A demand function is defined as $q(p) = \dfrac{1}{p}$. The current price is $p=0.05$, with demand equal to $q(0.05) = 20$. What happens approximately with demand if the price is increased to $p=0.06$? And what if the price is decreased to $p=0.045$?

We solve this problem by the use of the property of the derivative
$$\Delta q = q(p +\Delta p) - q(p) \approx q'(p) \Delta p.$$
We need $q'(0.05)$:
$$
\begin{align}
q(p) &= \dfrac{1}{p} = p^{-1}\\
q'(p) &= -1 \cdot p^{-1-1} = -p^{-2} = \dfrac{-1}{p^2}\\
q'(0.05) &= \dfrac{-1}{(0.05)^2} = -400.
\end{align}
$$

If we increase the price to $p=0.06$, then $\Delta p = 0.06 - 0.05 = 0.01$. It holds that:
$$ \Delta q \approx q'(0.05) \cdot \Delta p = -400 \cdot 0.01 = -4.$$
Demand decreases by approximately 4 if the price increases by 0.01.

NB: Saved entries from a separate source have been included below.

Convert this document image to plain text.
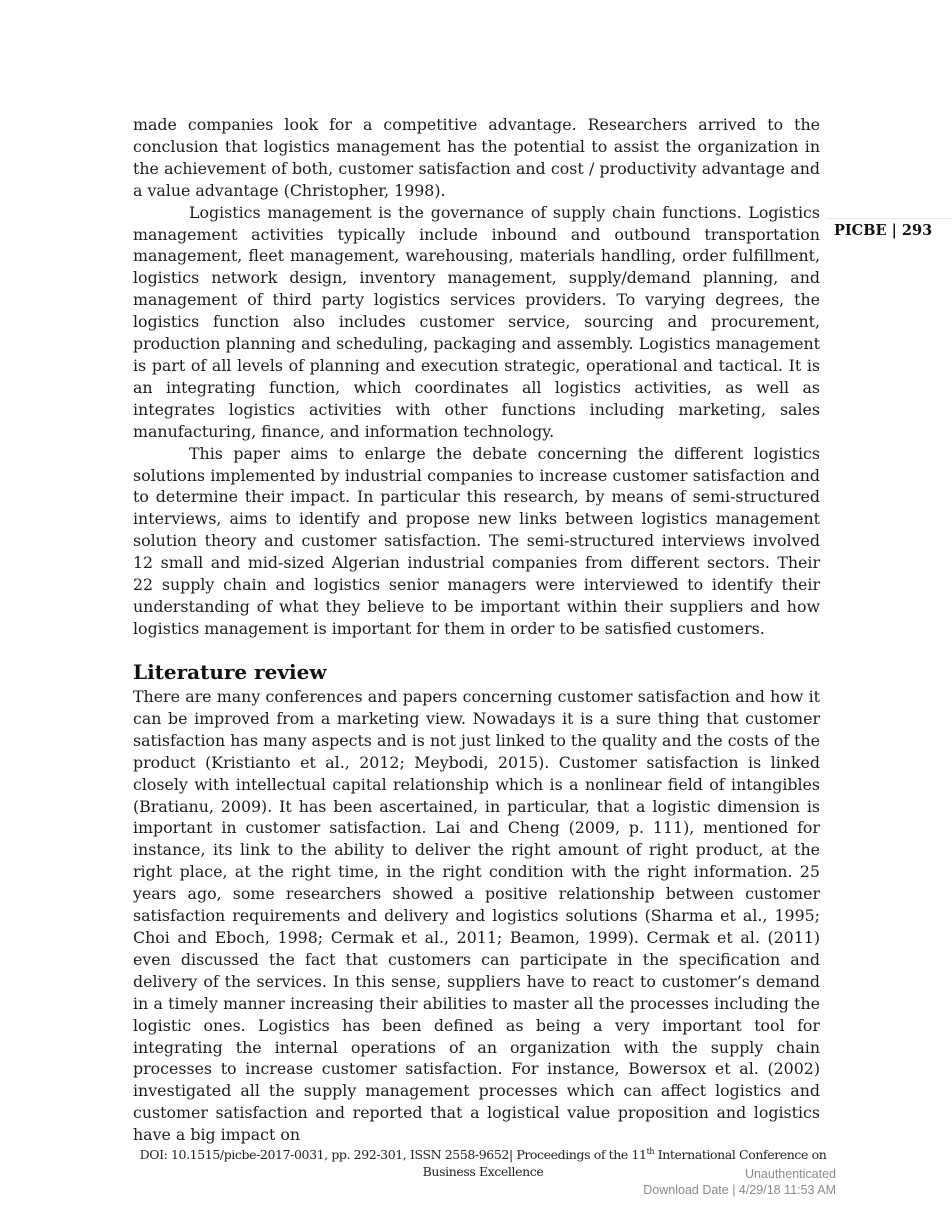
PICBE | 293

made companies look for a competitive advantage. Researchers arrived to the conclusion that logistics management has the potential to assist the organization in the achievement of both, customer satisfaction and cost / productivity advantage and a value advantage (Christopher, 1998).

Logistics management is the governance of supply chain functions. Logistics management activities typically include inbound and outbound transportation management, fleet management, warehousing, materials handling, order fulfillment, logistics network design, inventory management, supply/demand planning, and management of third party logistics services providers. To varying degrees, the logistics function also includes customer service, sourcing and procurement, production planning and scheduling, packaging and assembly. Logistics management is part of all levels of planning and execution strategic, operational and tactical. It is an integrating function, which coordinates all logistics activities, as well as integrates logistics activities with other functions including marketing, sales manufacturing, finance, and information technology.

This paper aims to enlarge the debate concerning the different logistics solutions implemented by industrial companies to increase customer satisfaction and to determine their impact. In particular this research, by means of semi-structured interviews, aims to identify and propose new links between logistics management solution theory and customer satisfaction. The semi-structured interviews involved 12 small and mid-sized Algerian industrial companies from different sectors. Their 22 supply chain and logistics senior managers were interviewed to identify their understanding of what they believe to be important within their suppliers and how logistics management is important for them in order to be satisfied customers.

Literature review

There are many conferences and papers concerning customer satisfaction and how it can be improved from a marketing view. Nowadays it is a sure thing that customer satisfaction has many aspects and is not just linked to the quality and the costs of the product (Kristianto et al., 2012; Meybodi, 2015). Customer satisfaction is linked closely with intellectual capital relationship which is a nonlinear field of intangibles (Bratianu, 2009). It has been ascertained, in particular, that a logistic dimension is important in customer satisfaction. Lai and Cheng (2009, p. 111), mentioned for instance, its link to the ability to deliver the right amount of right product, at the right place, at the right time, in the right condition with the right information. 25 years ago, some researchers showed a positive relationship between customer satisfaction requirements and delivery and logistics solutions (Sharma et al., 1995; Choi and Eboch, 1998; Cermak et al., 2011; Beamon, 1999). Cermak et al. (2011) even discussed the fact that customers can participate in the specification and delivery of the services. In this sense, suppliers have to react to customer’s demand in a timely manner increasing their abilities to master all the processes including the logistic ones. Logistics has been defined as being a very important tool for integrating the internal operations of an organization with the supply chain processes to increase customer satisfaction. For instance, Bowersox et al. (2002) investigated all the supply management processes which can affect logistics and customer satisfaction and reported that a logistical value proposition and logistics have a big impact on

DOI: 10.1515/picbe-2017-0031, pp. 292-301, ISSN 2558-9652| Proceedings of the 11th International Conference on Business Excellence	Unauthenticated
Download Date | 4/29/18 11:53 AM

If we decrease the price to $p=0.045$, then $\Delta p = 0.045 - 0.05 = -0.005$. It holds that:
$$ \Delta q \approx q'(0.05) \cdot \Delta p = -400 \cdot -0.005 =2.$$
Demand increases by approximately 2 if the price decreases by 0.005.

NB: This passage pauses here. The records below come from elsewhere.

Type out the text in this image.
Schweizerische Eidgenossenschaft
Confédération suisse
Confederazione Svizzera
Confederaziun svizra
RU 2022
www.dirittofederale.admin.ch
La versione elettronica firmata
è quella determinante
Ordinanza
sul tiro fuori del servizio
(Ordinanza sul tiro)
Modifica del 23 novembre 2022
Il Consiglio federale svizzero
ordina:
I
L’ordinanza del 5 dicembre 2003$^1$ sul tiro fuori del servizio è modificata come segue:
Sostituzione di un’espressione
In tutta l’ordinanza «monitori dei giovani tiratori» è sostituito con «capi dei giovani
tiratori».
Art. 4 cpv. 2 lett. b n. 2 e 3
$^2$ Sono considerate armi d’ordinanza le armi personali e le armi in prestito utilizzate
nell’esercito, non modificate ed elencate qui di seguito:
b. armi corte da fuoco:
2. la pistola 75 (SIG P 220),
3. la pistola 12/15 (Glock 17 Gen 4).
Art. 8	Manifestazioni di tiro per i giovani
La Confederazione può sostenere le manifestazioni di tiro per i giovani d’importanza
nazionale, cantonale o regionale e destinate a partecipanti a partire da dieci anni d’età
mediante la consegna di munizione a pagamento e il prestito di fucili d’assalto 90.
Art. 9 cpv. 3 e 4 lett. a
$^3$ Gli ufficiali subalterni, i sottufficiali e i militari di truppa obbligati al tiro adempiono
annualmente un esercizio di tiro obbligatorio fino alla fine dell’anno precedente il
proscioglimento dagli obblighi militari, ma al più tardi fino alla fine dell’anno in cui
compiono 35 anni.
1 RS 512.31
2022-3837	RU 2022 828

Of course we can determine the change in $q$ also exactly in this easy example:
$$\begin{align}
q(0.05) &= \dfrac{1}{0.05}=20\\
q(0.06) &= \dfrac{1}{0.06} = 16\tfrac{2}{3}\\
q(0.045) &= \dfrac{1}{0.045} = 22\tfrac{2}{9}
\end{align}$$
If the price increases by $0.01$, then demand decreases by $20-16\tfrac{2}{3} = 3\tfrac{1}{3}$ and if the price decreases by $0.005$, then demand increases by $22\tfrac{2}{9} - 20 = 2\tfrac{2}{9}$.